Ann: What do you not want to change about Perplexity as you go on to conquer the world, and scale the company and the team? 

Aravind : I mean, there's a whole phrase for it. It's called N-stratification, when things get bigger the quality degrades. That happens to every company, every app that we've loved using in the beginning. Often almost degrades in quality and service because they've captured that market and outspent all their rivals, and users don't have a choice anymore. So the thing I want is to make sure that never happens.

Ann: What is your company culture?

Aravind: Culture is what people implicitly do every day. You’ve got to be authentic. Our product has three evergreen goals — accuracy,  speed, and readability — and therefore our culture is the same way.

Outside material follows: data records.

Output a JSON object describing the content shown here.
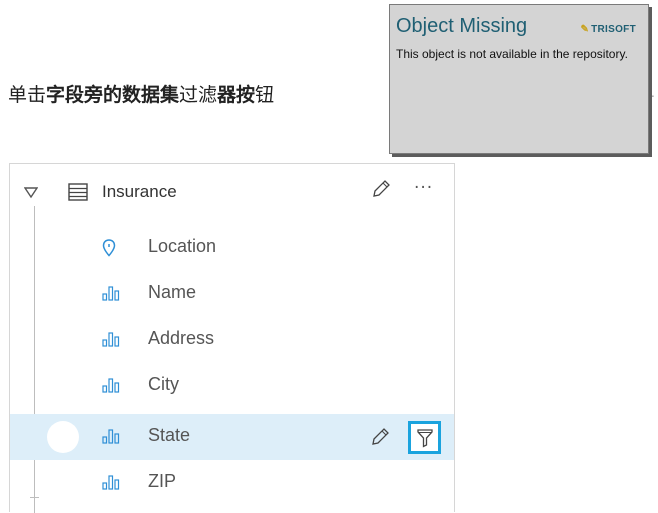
{
  "instruction": {
    "part1": "单击",
    "part2": "字段旁的数据集",
    "part3": "过滤",
    "part4": "器按",
    "part5": "钮",
    "trail": "."
  },
  "missing_object": {
    "title": "Object Missing",
    "logo": "TRISOFT",
    "message": "This object is not available in the repository."
  },
  "dataset": {
    "name": "Insurance",
    "more_label": "···",
    "fields": [
      {
        "label": "Location",
        "icon": "location-pin-icon"
      },
      {
        "label": "Name",
        "icon": "string-field-icon"
      },
      {
        "label": "Address",
        "icon": "string-field-icon"
      },
      {
        "label": "City",
        "icon": "string-field-icon"
      },
      {
        "label": "State",
        "icon": "string-field-icon",
        "selected": true
      },
      {
        "label": "ZIP",
        "icon": "string-field-icon"
      }
    ]
  },
  "colors": {
    "accent": "#1aa3de",
    "selected_row": "#ddeef9",
    "icon_blue": "#2f8fd6"
  }
}
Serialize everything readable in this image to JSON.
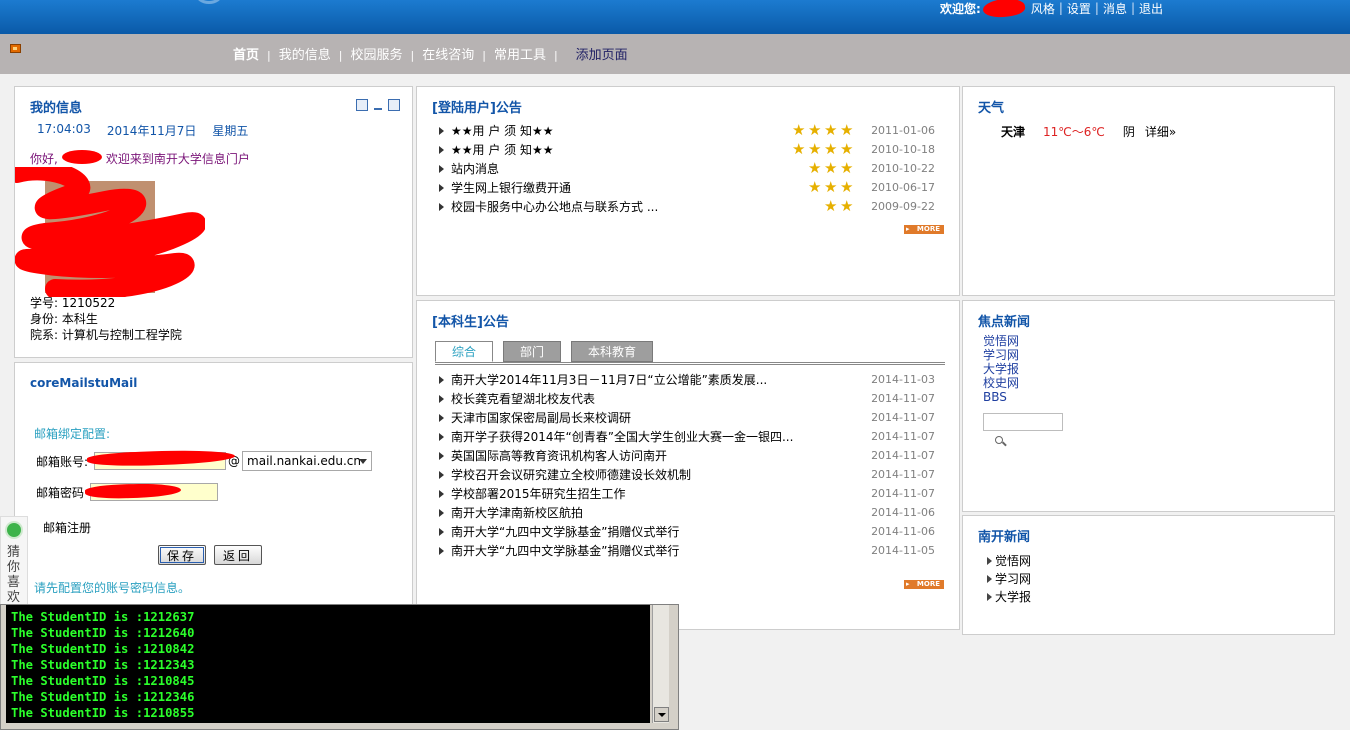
{
  "header": {
    "welcome_label": "欢迎您:",
    "links": [
      "风格",
      "设置",
      "消息",
      "退出"
    ]
  },
  "nav": {
    "items": [
      "首页",
      "我的信息",
      "校园服务",
      "在线咨询",
      "常用工具"
    ],
    "add_page": "添加页面"
  },
  "my_info": {
    "title": "我的信息",
    "time": "17:04:03",
    "date": "2014年11月7日",
    "weekday": "星期五",
    "hello_prefix": "你好,",
    "hello_suffix": "欢迎来到南开大学信息门户",
    "student_id": "学号: 1210522",
    "identity": "身份: 本科生",
    "department": "院系: 计算机与控制工程学院"
  },
  "mail": {
    "title": "coreMailstuMail",
    "config_label": "邮箱绑定配置:",
    "account_label": "邮箱账号:",
    "at": "@",
    "domain": "mail.nankai.edu.cn",
    "password_label": "邮箱密码",
    "register": "邮箱注册",
    "save": "保存",
    "back": "返回",
    "hint": "请先配置您的账号密码信息。"
  },
  "side_widget": {
    "text": "猜你喜欢"
  },
  "login_notice": {
    "title": "[登陆用户]公告",
    "more": "MORE",
    "items": [
      {
        "text": "★★用 户 须 知★★",
        "stars": 4,
        "date": "2011-01-06"
      },
      {
        "text": "★★用 户 须 知★★",
        "stars": 4,
        "date": "2010-10-18"
      },
      {
        "text": "站内消息",
        "stars": 3,
        "date": "2010-10-22"
      },
      {
        "text": "学生网上银行缴费开通",
        "stars": 3,
        "date": "2010-06-17"
      },
      {
        "text": "校园卡服务中心办公地点与联系方式 ...",
        "stars": 2,
        "date": "2009-09-22"
      }
    ]
  },
  "undergrad_notice": {
    "title": "[本科生]公告",
    "tabs": [
      "综合",
      "部门",
      "本科教育"
    ],
    "more": "MORE",
    "items": [
      {
        "text": "南开大学2014年11月3日－11月7日“立公增能”素质发展...",
        "date": "2014-11-03"
      },
      {
        "text": "校长龚克看望湖北校友代表",
        "date": "2014-11-07"
      },
      {
        "text": "天津市国家保密局副局长来校调研",
        "date": "2014-11-07"
      },
      {
        "text": "南开学子获得2014年“创青春”全国大学生创业大赛一金一银四...",
        "date": "2014-11-07"
      },
      {
        "text": "英国国际高等教育资讯机构客人访问南开",
        "date": "2014-11-07"
      },
      {
        "text": "学校召开会议研究建立全校师德建设长效机制",
        "date": "2014-11-07"
      },
      {
        "text": "学校部署2015年研究生招生工作",
        "date": "2014-11-07"
      },
      {
        "text": "南开大学津南新校区航拍",
        "date": "2014-11-06"
      },
      {
        "text": "南开大学“九四中文学脉基金”捐赠仪式举行",
        "date": "2014-11-06"
      },
      {
        "text": "南开大学“九四中文学脉基金”捐赠仪式举行",
        "date": "2014-11-05"
      }
    ]
  },
  "weather": {
    "title": "天气",
    "city": "天津",
    "temp": "11℃～6℃",
    "condition": "阴",
    "detail": "详细»"
  },
  "focus_news": {
    "title": "焦点新闻",
    "links": [
      "觉悟网",
      "学习网",
      "大学报",
      "校史网",
      "BBS"
    ]
  },
  "nankai_news": {
    "title": "南开新闻",
    "links": [
      "觉悟网",
      "学习网",
      "大学报"
    ]
  },
  "console": {
    "lines": [
      "The StudentID is :1212637",
      "The StudentID is :1212640",
      "The StudentID is :1210842",
      "The StudentID is :1212343",
      "The StudentID is :1210845",
      "The StudentID is :1212346",
      "The StudentID is :1210855"
    ]
  },
  "colors": {
    "banner": "#0a5aa8",
    "navbar": "#b7b3b3",
    "title_blue": "#1255a8",
    "console_text": "#2bff2b",
    "redaction": "#ff0000"
  }
}
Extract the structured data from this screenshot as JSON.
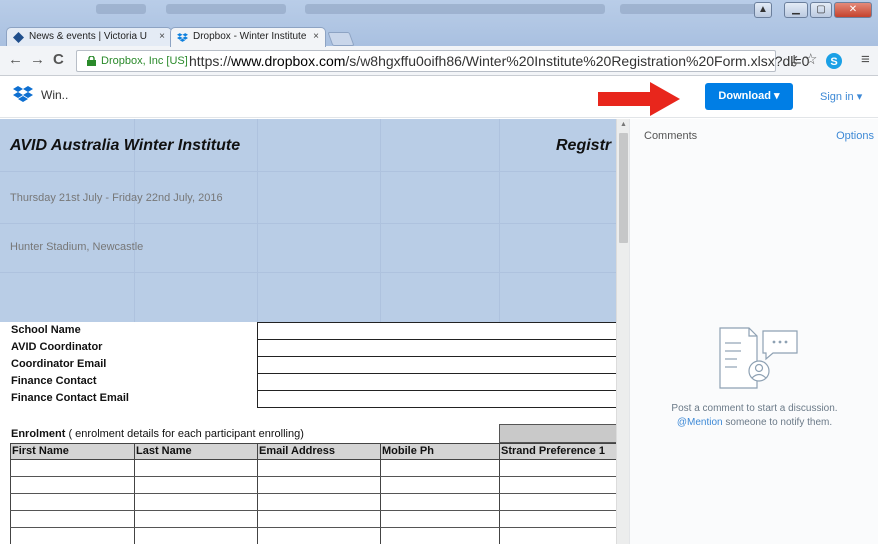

If you want your product to be accurate, truthful, fact-fully accurate all the time, you must be yourself. If you as a person are trying to be truth-seeking, then you would obsess about hallucinations and you would go fix it. So we're truth seeking. And we're fast obviously, that's when you really care about every minute, millisecond latency that you can improve if you generally are impatient, and try to get things done faster. 

And then the last thing is the readability. The whole design aesthetic. It's not enough to have a chatbot and a bunch of texts being streamed. You have to really care about how the user is consuming that information that you don't want to just put an answer, put some panels, put some links, put them ads and everywhere just clutter the whole UI. You want to be thoughtful and opinionated on what makes for a good reading experience. And that works at the level of what is the color shade of white for the light mode or shade of dark for the dark mode? Every single detail matters, pixel matters.